CHP’liler CHP’li diye, dindarlar dindar diye oy attı; böylece İmamoğlu, hiç birbirine benzemeyen seçmenlerin sevgilisi oldu.
Binali Yıldırım: “Adımı Alevi komşumuz koydu. Adımda Ali var”
Binali Yıldırım ise, Millet ittifakı dışında oy almayı başaramadı. Kendisi de aslında İmamoğlu gibi sertlik yanlısı bir siyasetle ilişkilendirilmeyen, sevilen, neşeli bir isimdi. Ancak, kendi seçmeni dışında kimseyi ikna edemedi; sayısal olarak kendi seçmeninin oyunun onu başarıya götürmek için yeterli olduğunu düşünmüş olmalı. Amatör sayılabilecek çabaları içinde Alevilerden oy istemesi örneği, akıllarda kaldı: “Adımı, Alevi komşumuz koydu. Adımda Ali var.” (5-) demesi güldürdü ve sosyal medyada bir mizah dalgasına konu oldu.(6-) Kendinden olmayan seçmenin gözünde, Yıldırım, kötü biri değildi, ama iyi biri de değildi; çünkü o başbakanlık döneminde başkanlık sisteminin getirilmesi vb. nedenlerle ‘etkisiz eleman’ gibi görülüyordu. Bu tür akıl yürütmelere göre, kendi iradesi yoktu; o bir tür kuklaydı; seçimi alırsa, İstanbul’u o değil, Erdoğan yönetecekti.

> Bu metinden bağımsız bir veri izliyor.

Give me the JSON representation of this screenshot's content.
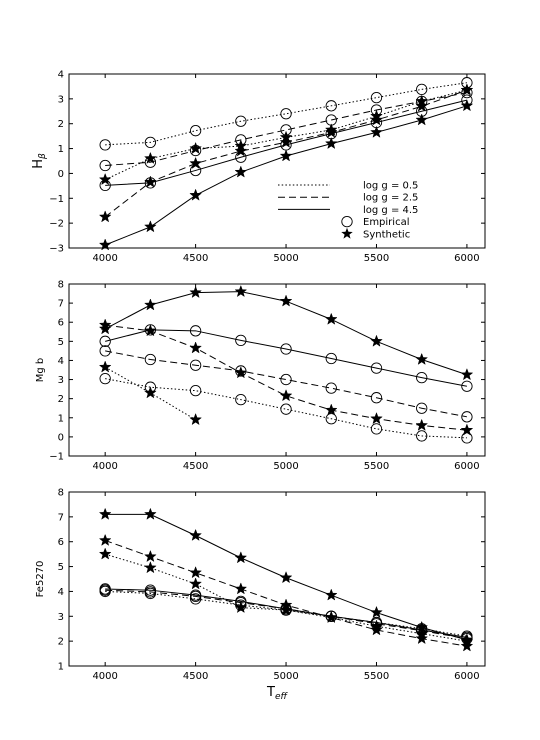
{
  "chart_data": [
    {
      "type": "line",
      "ylabel_main": "H",
      "ylabel_sub": "β",
      "xlabel_main": "",
      "xlabel_sub": "",
      "xlim": [
        3800,
        6100
      ],
      "ylim": [
        -3,
        4
      ],
      "xticks": [
        4000,
        4500,
        5000,
        5500,
        6000
      ],
      "yticks": [
        -3,
        -2,
        -1,
        0,
        1,
        2,
        3,
        4
      ],
      "legend": {
        "placement": "lower-right",
        "entries": [
          "log g = 0.5",
          "log g = 2.5",
          "log g = 4.5",
          "Empirical",
          "Synthetic"
        ]
      },
      "series": [
        {
          "style": "dotted",
          "marker": "circle",
          "x": [
            4000,
            4250,
            4500,
            4750,
            5000,
            5250,
            5500,
            5750,
            6000
          ],
          "y": [
            1.15,
            1.25,
            1.72,
            2.1,
            2.4,
            2.72,
            3.05,
            3.38,
            3.65
          ]
        },
        {
          "style": "dotted",
          "marker": "star",
          "x": [
            4000,
            4250,
            4500,
            4750,
            5000,
            5250,
            5500,
            5750,
            6000
          ],
          "y": [
            -0.25,
            0.6,
            1.0,
            1.1,
            1.45,
            1.75,
            2.3,
            2.9,
            3.35
          ]
        },
        {
          "style": "dashed",
          "marker": "circle",
          "x": [
            4000,
            4250,
            4500,
            4750,
            5000,
            5250,
            5500,
            5750,
            6000
          ],
          "y": [
            0.32,
            0.45,
            0.92,
            1.35,
            1.75,
            2.15,
            2.55,
            2.9,
            3.25
          ]
        },
        {
          "style": "dashed",
          "marker": "star",
          "x": [
            4000,
            4250,
            4500,
            4750,
            5000,
            5250,
            5500,
            5750,
            6000
          ],
          "y": [
            -1.75,
            -0.35,
            0.4,
            0.9,
            1.25,
            1.65,
            2.15,
            2.7,
            3.35
          ]
        },
        {
          "style": "solid",
          "marker": "circle",
          "x": [
            4000,
            4250,
            4500,
            4750,
            5000,
            5250,
            5500,
            5750,
            6000
          ],
          "y": [
            -0.48,
            -0.38,
            0.12,
            0.65,
            1.15,
            1.6,
            2.05,
            2.5,
            2.95
          ]
        },
        {
          "style": "solid",
          "marker": "star",
          "x": [
            4000,
            4250,
            4500,
            4750,
            5000,
            5250,
            5500,
            5750,
            6000
          ],
          "y": [
            -2.88,
            -2.15,
            -0.88,
            0.05,
            0.7,
            1.2,
            1.65,
            2.15,
            2.72
          ]
        }
      ]
    },
    {
      "type": "line",
      "ylabel_main": "Mg b",
      "ylabel_sub": "",
      "xlabel_main": "",
      "xlabel_sub": "",
      "xlim": [
        3800,
        6100
      ],
      "ylim": [
        -1,
        8
      ],
      "xticks": [
        4000,
        4500,
        5000,
        5500,
        6000
      ],
      "yticks": [
        -1,
        0,
        1,
        2,
        3,
        4,
        5,
        6,
        7,
        8
      ],
      "series": [
        {
          "style": "dotted",
          "marker": "circle",
          "x": [
            4000,
            4250,
            4500,
            4750,
            5000,
            5250,
            5500,
            5750,
            6000
          ],
          "y": [
            3.05,
            2.6,
            2.42,
            1.95,
            1.45,
            0.95,
            0.42,
            0.05,
            -0.05
          ]
        },
        {
          "style": "dotted",
          "marker": "star",
          "x": [
            4000,
            4250,
            4500
          ],
          "y": [
            3.65,
            2.3,
            0.9
          ]
        },
        {
          "style": "dashed",
          "marker": "circle",
          "x": [
            4000,
            4250,
            4500,
            4750,
            5000,
            5250,
            5500,
            5750,
            6000
          ],
          "y": [
            4.5,
            4.05,
            3.75,
            3.45,
            3.0,
            2.55,
            2.05,
            1.5,
            1.05
          ]
        },
        {
          "style": "dashed",
          "marker": "star",
          "x": [
            4000,
            4250,
            4500,
            4750,
            5000,
            5250,
            5500,
            5750,
            6000
          ],
          "y": [
            5.85,
            5.55,
            4.65,
            3.35,
            2.15,
            1.4,
            0.95,
            0.6,
            0.35
          ]
        },
        {
          "style": "solid",
          "marker": "circle",
          "x": [
            4000,
            4250,
            4500,
            4750,
            5000,
            5250,
            5500,
            5750,
            6000
          ],
          "y": [
            5.0,
            5.6,
            5.55,
            5.05,
            4.6,
            4.1,
            3.6,
            3.1,
            2.65
          ]
        },
        {
          "style": "solid",
          "marker": "star",
          "x": [
            4000,
            4250,
            4500,
            4750,
            5000,
            5250,
            5500,
            5750,
            6000
          ],
          "y": [
            5.65,
            6.9,
            7.55,
            7.6,
            7.1,
            6.15,
            5.0,
            4.05,
            3.25
          ]
        }
      ]
    },
    {
      "type": "line",
      "ylabel_main": "Fe5270",
      "ylabel_sub": "",
      "xlabel_main": "T",
      "xlabel_sub": "eff",
      "xlim": [
        3800,
        6100
      ],
      "ylim": [
        1,
        8
      ],
      "xticks": [
        4000,
        4500,
        5000,
        5500,
        6000
      ],
      "yticks": [
        1,
        2,
        3,
        4,
        5,
        6,
        7,
        8
      ],
      "series": [
        {
          "style": "dotted",
          "marker": "circle",
          "x": [
            4000,
            4250,
            4500,
            4750,
            5000,
            5250,
            5500,
            5750,
            6000
          ],
          "y": [
            4.0,
            3.92,
            3.7,
            3.45,
            3.25,
            3.0,
            2.75,
            2.5,
            2.2
          ]
        },
        {
          "style": "dotted",
          "marker": "star",
          "x": [
            4000,
            4250,
            4500,
            4750,
            5000,
            5250,
            5500,
            5750,
            6000
          ],
          "y": [
            5.5,
            4.95,
            4.3,
            3.35,
            3.25,
            2.95,
            2.6,
            2.3,
            2.0
          ]
        },
        {
          "style": "dashed",
          "marker": "circle",
          "x": [
            4000,
            4250,
            4500,
            4750,
            5000,
            5250,
            5500,
            5750,
            6000
          ],
          "y": [
            4.05,
            3.98,
            3.8,
            3.55,
            3.3,
            3.0,
            2.7,
            2.42,
            2.1
          ]
        },
        {
          "style": "dashed",
          "marker": "star",
          "x": [
            4000,
            4250,
            4500,
            4750,
            5000,
            5250,
            5500,
            5750,
            6000
          ],
          "y": [
            6.05,
            5.4,
            4.75,
            4.1,
            3.45,
            2.95,
            2.45,
            2.1,
            1.8
          ]
        },
        {
          "style": "solid",
          "marker": "circle",
          "x": [
            4000,
            4250,
            4500,
            4750,
            5000,
            5250,
            5500,
            5750,
            6000
          ],
          "y": [
            4.1,
            4.05,
            3.85,
            3.6,
            3.3,
            3.0,
            2.75,
            2.45,
            2.15
          ]
        },
        {
          "style": "solid",
          "marker": "star",
          "x": [
            4000,
            4250,
            4500,
            4750,
            5000,
            5250,
            5500,
            5750,
            6000
          ],
          "y": [
            7.1,
            7.1,
            6.25,
            5.35,
            4.55,
            3.85,
            3.15,
            2.55,
            2.05
          ]
        }
      ]
    }
  ]
}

Sonuç olarak, İmamoğlu’nun ve Yıldırım’ın liderlik özelliklerinin sonuca ne kadar etki ettiğini sayısal olarak saptamak olanaksız. Ancak seçim ucu ucuna sonuçlandığına göre, bu özelliklerin olmazsa olmaz olduğu ortaya çıkıyor. İmamoğlu’nun olumlu ve Yıldırım’ın olumsuz liderlik özellikleri, sonuçta etkili olmuştur. Yine de ideolojik, ekonomik ve sosyolojik seçmen profillerinin gücünü göz ardı edemeyiz. Bu güçler olmasa liderlik çok da fark yaratmayabilirdi. Kilide giremeyen bir anahtar, altından da olsa kapıyı açamayacaktı.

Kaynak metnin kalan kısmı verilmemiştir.